The tragedy for those who are not part of this transformation—the parents and older siblings—soon becomes apparent, since no old-fashioned babies are being born. The generation of teens and adults that brought forth this new life form will be the last generation on Earth. The response to this terminal condition of the species runs from despair to wild abandon; some can find no reason to live, while others fling themselves into ever more dangerous recreations and sports.

One daring person even stows away aboard an Overlord ship returning to its home world, only to discover that there is no future for humans among these creatures, either. The intelligent universe is composed of the Oversoul; the Overlords, of various species, who serve it but will never be part of it; and the developing species who eventually produce the newest additions to the Oversoul and die out. Like salmon that spawn and die, the human race will have completed its mission and exhausted its purpose once the children are taken into the Oversoul.

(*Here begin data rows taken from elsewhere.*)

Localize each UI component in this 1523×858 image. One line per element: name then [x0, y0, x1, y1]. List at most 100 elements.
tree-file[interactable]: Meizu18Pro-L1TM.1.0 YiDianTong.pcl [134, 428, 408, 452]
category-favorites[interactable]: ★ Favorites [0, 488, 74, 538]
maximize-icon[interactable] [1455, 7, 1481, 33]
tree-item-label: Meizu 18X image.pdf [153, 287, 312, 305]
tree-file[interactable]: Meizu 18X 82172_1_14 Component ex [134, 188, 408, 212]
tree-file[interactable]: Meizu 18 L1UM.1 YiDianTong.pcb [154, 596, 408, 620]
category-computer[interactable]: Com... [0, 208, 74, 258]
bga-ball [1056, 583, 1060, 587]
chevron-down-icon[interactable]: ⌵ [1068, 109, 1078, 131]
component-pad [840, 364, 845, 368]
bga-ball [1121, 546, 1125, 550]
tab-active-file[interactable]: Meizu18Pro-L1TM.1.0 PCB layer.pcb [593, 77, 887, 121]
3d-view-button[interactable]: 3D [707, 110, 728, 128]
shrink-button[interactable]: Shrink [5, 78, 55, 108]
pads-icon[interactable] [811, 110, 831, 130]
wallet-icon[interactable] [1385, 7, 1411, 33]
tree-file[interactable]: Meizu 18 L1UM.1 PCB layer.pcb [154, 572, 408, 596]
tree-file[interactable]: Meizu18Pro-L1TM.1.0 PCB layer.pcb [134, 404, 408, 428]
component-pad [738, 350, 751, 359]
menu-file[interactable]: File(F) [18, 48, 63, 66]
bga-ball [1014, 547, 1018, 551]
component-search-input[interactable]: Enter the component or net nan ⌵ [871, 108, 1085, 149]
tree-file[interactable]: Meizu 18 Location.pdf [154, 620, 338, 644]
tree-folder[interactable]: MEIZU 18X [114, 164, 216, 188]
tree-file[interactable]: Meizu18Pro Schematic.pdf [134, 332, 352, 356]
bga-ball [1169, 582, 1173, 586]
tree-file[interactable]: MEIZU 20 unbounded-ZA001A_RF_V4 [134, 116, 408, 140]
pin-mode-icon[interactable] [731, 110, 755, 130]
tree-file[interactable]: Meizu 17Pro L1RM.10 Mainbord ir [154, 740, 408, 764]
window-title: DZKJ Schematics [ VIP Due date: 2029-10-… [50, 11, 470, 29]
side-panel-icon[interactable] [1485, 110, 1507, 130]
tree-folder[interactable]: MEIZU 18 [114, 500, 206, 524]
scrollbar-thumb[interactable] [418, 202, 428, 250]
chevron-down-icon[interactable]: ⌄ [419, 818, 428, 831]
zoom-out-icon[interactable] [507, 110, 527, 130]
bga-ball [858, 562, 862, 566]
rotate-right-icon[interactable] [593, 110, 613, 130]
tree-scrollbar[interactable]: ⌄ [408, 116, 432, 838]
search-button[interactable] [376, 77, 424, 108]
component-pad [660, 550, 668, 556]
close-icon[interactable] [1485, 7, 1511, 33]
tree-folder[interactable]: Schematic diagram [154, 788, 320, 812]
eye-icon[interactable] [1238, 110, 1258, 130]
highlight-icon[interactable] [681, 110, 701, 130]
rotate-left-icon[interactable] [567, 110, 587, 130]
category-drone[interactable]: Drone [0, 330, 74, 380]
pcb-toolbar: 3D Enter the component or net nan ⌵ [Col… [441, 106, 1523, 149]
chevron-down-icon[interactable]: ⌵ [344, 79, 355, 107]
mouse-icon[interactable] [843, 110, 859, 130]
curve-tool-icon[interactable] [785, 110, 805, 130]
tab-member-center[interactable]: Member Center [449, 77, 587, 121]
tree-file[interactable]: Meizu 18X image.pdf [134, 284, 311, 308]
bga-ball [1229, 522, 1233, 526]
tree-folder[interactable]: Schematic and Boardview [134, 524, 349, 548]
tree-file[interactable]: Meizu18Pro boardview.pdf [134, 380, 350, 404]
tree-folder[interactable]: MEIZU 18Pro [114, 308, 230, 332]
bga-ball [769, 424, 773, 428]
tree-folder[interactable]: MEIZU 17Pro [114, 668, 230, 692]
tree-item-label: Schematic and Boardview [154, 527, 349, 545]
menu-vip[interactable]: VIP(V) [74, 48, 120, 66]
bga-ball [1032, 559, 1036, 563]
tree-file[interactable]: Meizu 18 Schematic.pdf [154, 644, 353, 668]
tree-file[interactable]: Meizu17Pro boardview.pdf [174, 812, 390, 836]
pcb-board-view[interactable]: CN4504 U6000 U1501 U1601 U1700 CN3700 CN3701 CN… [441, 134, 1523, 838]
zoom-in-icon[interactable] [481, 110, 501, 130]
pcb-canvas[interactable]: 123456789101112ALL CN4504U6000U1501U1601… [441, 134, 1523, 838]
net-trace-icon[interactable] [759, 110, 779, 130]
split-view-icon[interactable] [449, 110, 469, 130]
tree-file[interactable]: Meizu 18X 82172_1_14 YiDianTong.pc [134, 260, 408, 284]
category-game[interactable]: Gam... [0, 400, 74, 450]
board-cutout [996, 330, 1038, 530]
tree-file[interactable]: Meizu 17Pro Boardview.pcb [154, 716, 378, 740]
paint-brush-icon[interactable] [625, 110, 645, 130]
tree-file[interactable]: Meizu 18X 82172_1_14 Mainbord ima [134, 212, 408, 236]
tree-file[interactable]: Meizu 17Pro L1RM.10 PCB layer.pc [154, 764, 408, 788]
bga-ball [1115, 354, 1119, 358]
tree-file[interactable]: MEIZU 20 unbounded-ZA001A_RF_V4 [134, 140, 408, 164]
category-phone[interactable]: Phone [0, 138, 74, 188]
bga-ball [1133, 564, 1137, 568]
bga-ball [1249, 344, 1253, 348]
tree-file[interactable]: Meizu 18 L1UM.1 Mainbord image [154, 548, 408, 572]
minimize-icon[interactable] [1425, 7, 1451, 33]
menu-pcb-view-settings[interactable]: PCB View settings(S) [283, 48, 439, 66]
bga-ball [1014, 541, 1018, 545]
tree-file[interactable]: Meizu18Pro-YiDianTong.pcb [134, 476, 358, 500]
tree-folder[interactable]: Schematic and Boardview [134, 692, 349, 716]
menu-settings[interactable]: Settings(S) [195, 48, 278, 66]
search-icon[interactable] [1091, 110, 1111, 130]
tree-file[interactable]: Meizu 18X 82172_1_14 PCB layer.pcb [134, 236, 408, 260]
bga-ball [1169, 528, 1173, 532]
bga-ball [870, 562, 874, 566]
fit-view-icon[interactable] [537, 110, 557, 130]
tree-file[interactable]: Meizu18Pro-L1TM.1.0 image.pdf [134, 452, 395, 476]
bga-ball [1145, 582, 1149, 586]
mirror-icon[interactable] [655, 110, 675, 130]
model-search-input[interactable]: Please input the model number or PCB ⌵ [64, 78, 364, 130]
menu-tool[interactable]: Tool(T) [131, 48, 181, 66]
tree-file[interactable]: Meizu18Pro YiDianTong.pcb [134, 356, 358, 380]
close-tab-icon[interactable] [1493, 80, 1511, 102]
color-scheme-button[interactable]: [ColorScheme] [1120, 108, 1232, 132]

As a final act that demonstrates their readiness, the children destroy first the continent they are on and then the Earth itself as they leave it. The Overlords have seen it all many times before and are condemned to continue seeing this spectacle eternally. The stowaway returns on the ship that will carry away the last Overlord supervisor, just in time to witness the end of the world, and, having no other place to go, he stays to be destroyed with it, the last human being in the universe.

Childhood’s End is probably Arthur C. Clarke’s greatest novel. Although it is less well known than 2001: A Space Odyssey, having never been made into a movie and a pop-culture phenomenon, it shares with that story Clarke’s interest in where the human species may be going in the long run. Like the mentally powerful children of Childhood’s End, the cosmic infant created when Dave Bowman is incubated in a cooling star is both a transcendence of human existence and the purpose toward which human effort has been moving all along without anyone’s awareness of it. These novels constitute two of the most original examples of 20th-century science fiction written by an English-born author.

Bibliography
Hollow, John. Against the Night, the Stars: The Science Fiction of Arthur C. Clarke. Athens, Ohio: Ohio University Press, 1987.
Reid, Robin Anne. Arthur C. Clarke: A Critical Companion. Westport, Conn.: Greenwood Press, 1997.